20. A A. teve, pois, conhecimento do seu direito à indemnização, pelos danos correspondentes à perda de rendimento com a apreensão do Imóvel, alegadamente, sofridos em consequência da, suposta, atuação das Rés, no dia 18 de Maio de 2009 (data da apreensão do imóvel no processo de insolvência).
21. De resto, esse conhecimento pela Autora do seu direito à indemnização por via da ilicitude da apreensão do Imóvel pela massa insolvente é, ainda, evidente pelo facto de esta ter intentado a ação judicial de separação do Imóvel, ao abrigo do artigo 146º, do CIRE, no dia 22 de Maio de 2009. - – cfr. fls. 34 vº a 38 dos autos.
22. Realce-se, ainda, que, no caso em apreço, a alegada perda contínua de rendas (entre os anos 2009 e 2015) não é suscetível de afetar o termo inicial de contagem do prazo de prescrição aqui em causa, seja de modo a deferir o seu início para o momento da cessação da conduta danosa, seja de modo a gerar o contínuo surgir de novos prazos de prescrição relativos a cada dano instantâneo.
23. Isto porque a alegada perda das rendas dos anos de 2010, 2011, 2012, 2013, 2014 e 2015 não constituem um novo dano em relação à perda das rendas relativas ao ano de 2009, mas, antes, são danos que se traduzem num mero agravamento quantitativo de um dano anterior e inicial equivalente às rendas de 2009.
24. Pelo que a alegada perda contínua de rendas nos anos de 2010, 2011, 2012, 2013, 2014 e 2015 não são danos suscetíveis de afetarem o termo inicial de contagem do prazo de prescrição aqui em causa, o qual ocorreu no dia 18 de Maio de 2009 (data da apreensão do imóvel no processo de insolvência).
25. Assim sendo, o prazo de prescrição do direito à indemnização no valor de €415.002,19, pelos danos correspondentes à perda de rendimento com a apreensão do Imóvel, conta-se a partir de 18 de Maio de 2009, pelo que o mesmo direito há muito prescreveu.

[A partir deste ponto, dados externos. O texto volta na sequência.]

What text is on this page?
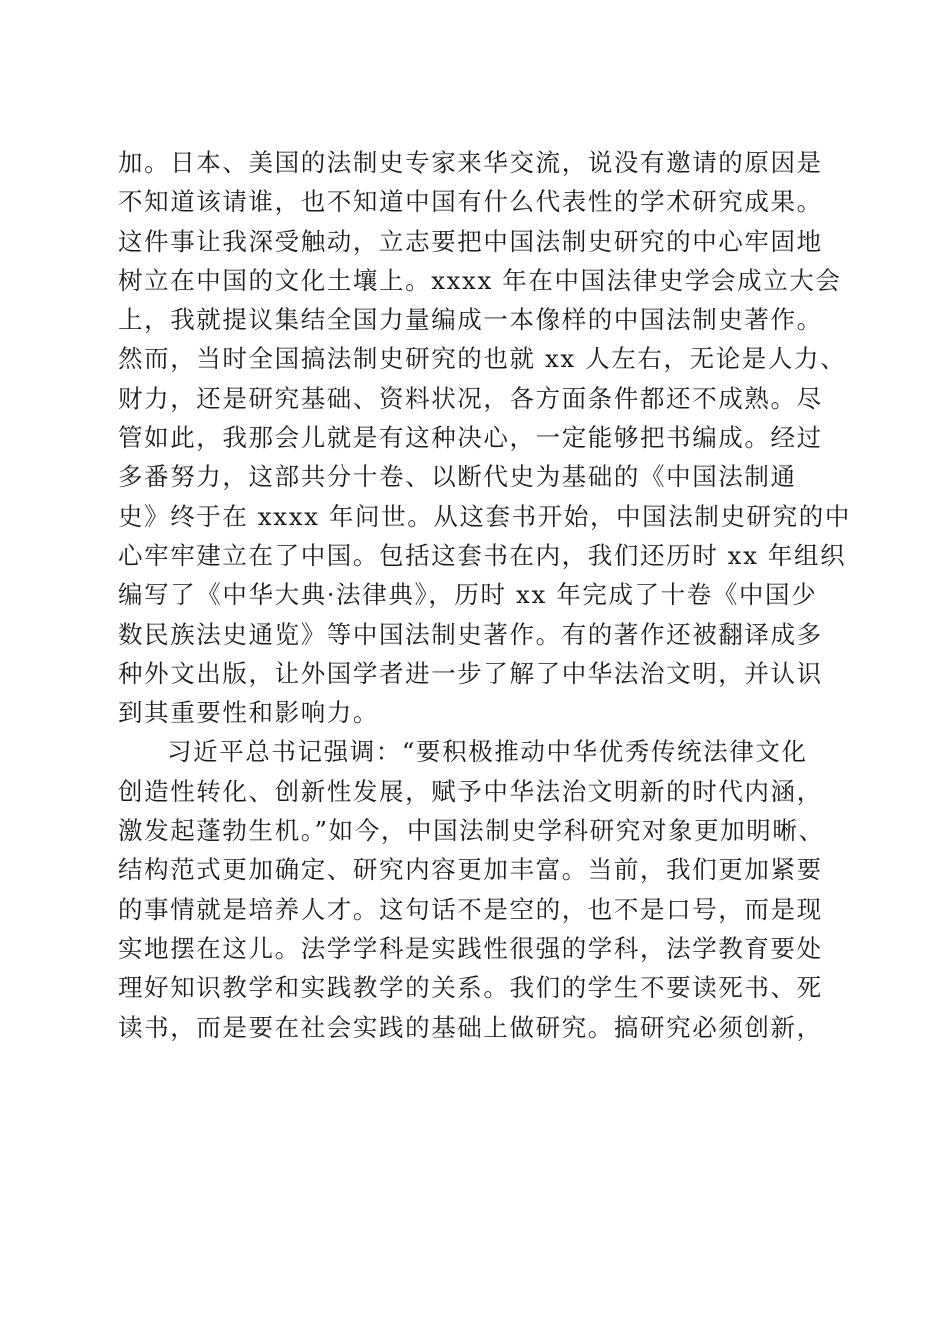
加。日本、美国的法制史专家来华交流，说没有邀请的原因是
不知道该请谁，也不知道中国有什么代表性的学术研究成果。
这件事让我深受触动，立志要把中国法制史研究的中心牢固地
树立在中国的文化土壤上。xxxx 年在中国法律史学会成立大会
上，我就提议集结全国力量编成一本像样的中国法制史著作。
然而，当时全国搞法制史研究的也就 xx 人左右，无论是人力、
财力，还是研究基础、资料状况，各方面条件都还不成熟。尽
管如此，我那会儿就是有这种决心，一定能够把书编成。经过
多番努力，这部共分十卷、以断代史为基础的《中国法制通
史》终于在 xxxx 年问世。从这套书开始，中国法制史研究的中
心牢牢建立在了中国。包括这套书在内，我们还历时 xx 年组织
编写了《中华大典·法律典》，历时 xx 年完成了十卷《中国少
数民族法史通览》等中国法制史著作。有的著作还被翻译成多
种外文出版，让外国学者进一步了解了中华法治文明，并认识
到其重要性和影响力。
习近平总书记强调：“要积极推动中华优秀传统法律文化
创造性转化、创新性发展，赋予中华法治文明新的时代内涵，
激发起蓬勃生机。”如今，中国法制史学科研究对象更加明晰、
结构范式更加确定、研究内容更加丰富。当前，我们更加紧要
的事情就是培养人才。这句话不是空的，也不是口号，而是现
实地摆在这儿。法学学科是实践性很强的学科，法学教育要处
理好知识教学和实践教学的关系。我们的学生不要读死书、死
读书，而是要在社会实践的基础上做研究。搞研究必须创新，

b) Quanto aos prejuízos decorrentes dos alegados danos causados no Imóvel, alegadamente, sofridos em consequência de atos de furto e vandalismo;
26. Segundo a própria A., os danos supostamente existentes no Imóvel decorreram de supostos atos de vandalismo e furto que incidiram sobre o mesmo imóvel a partir de Junho de 2009.
27. A A., de acordo com o que ela própria diz, tomou conhecimento desses danos pela comunicação social em 18.09.2009 (vide, designadamente, arts. 45º a 48º, da petição inicial).
28. Além de que, por requerimento datado de 07-10-2009 (cfr. doc. 16 da PI) e remetido ao apenso “N” dos presentes autos de insolvência, a própria Autora reconheceu expressamente que sabia que os atos de furto e de vandalismo tinham sido praticados sobre o Imóvel e que os mesmos teriam ocorrido por omissão de vigilância das aqui Rés e que dessa prática ou omissão resultaram para si, enquanto “legítima proprietária” do imóvel, danos de “largos milhares de euros”, sendo, também, certo que a Autora deu conhecimento desses factos aos autos e requereu que o Tribunal determinasse a entrega provisória do imóvel, para que a mesma Autora pudesse obviar a que nele fossem produzidos mais prejuízos.
29. Assim, a A. teve conhecimento do seu direito à indemnização, pelos prejuízos decorrentes dos alegados danos causados no Imóvel, alegadamente, sofridos em consequência da, suposta, atuação das Rés, no dia 18 de Setembro de 2009 (data da notícia da ocorrência de atos de furto e vandalismo no Imóvel).
30. Estas foram as datas – 18 de Maio de 2009 e 18 de Setembro de 2009 - em que a Autora tomou conhecimento da alegada situação danosa causada pela suposta atuação das Rés, pelo que foi a partir dessas datas que a Autora ficou em condições de exercer o seu direito de indemnização sobre as Rés, não obstante a circunstância de a Autora só ter tido uma decisão favorável sobre a apreensão do imóvel em 10-07-2014.
31. Assim sendo, o prazo de prescrição conta-se, respetivamente e consoante os alegados danos que estejam em causa, a partir de 18 de Maio de 2009 e 18 de Setembro de 2009.
32. A presente ação foi instaurada em 6 de Agosto de 2015 (cfr. art. 323º, n.º 1, do CC), ou seja, (muito) mais de três anos após as supra citadas datas em que a A. tomou conhecimento dos factos e dos direitos que invocou contra as Rés, verificando-se, por conseguinte, ter decorrido o prazo da prescrição do direito da A., tanto o previsto no artigo 59º, n.º 5, do CIRE, como o previsto no art. 498.º, n.º 1, do Cód. Civil.
33. Por isso, o Tribunal a quo errou na aplicação do direito aos factos ora em apreço, ao ter considerado que o facto de terem decorrido mais de três anos (para não falar dos dois anos a que se refere o n.º 5 do art. 59º do CIRE) sobre o conhecimento dos factos lesivos pela A. não releva para efeitos de início de contagem do prazo prescricional, uma vez que aquela A. não podia pedir indemnização sem estar definido que ela era a proprietária do imóvel apreendido.
34. Assim, o tribunal “a quo”, ao ter julgado improcedente a invocada exceção perentória de prescrição do direito indemnizatório da Autora, violou, entre outros, o artigo 59º, n.º 5, do CIRE, os artigos 304º, 306º e 498.º, n.º 1, todos do CC, e os artigos 576º, n.º 3 e 579º, todos do CPC.
35. O douto despacho recorrido merece, pois, censura e deve ser revogado, porquanto errou na aplicação do direito aos factos.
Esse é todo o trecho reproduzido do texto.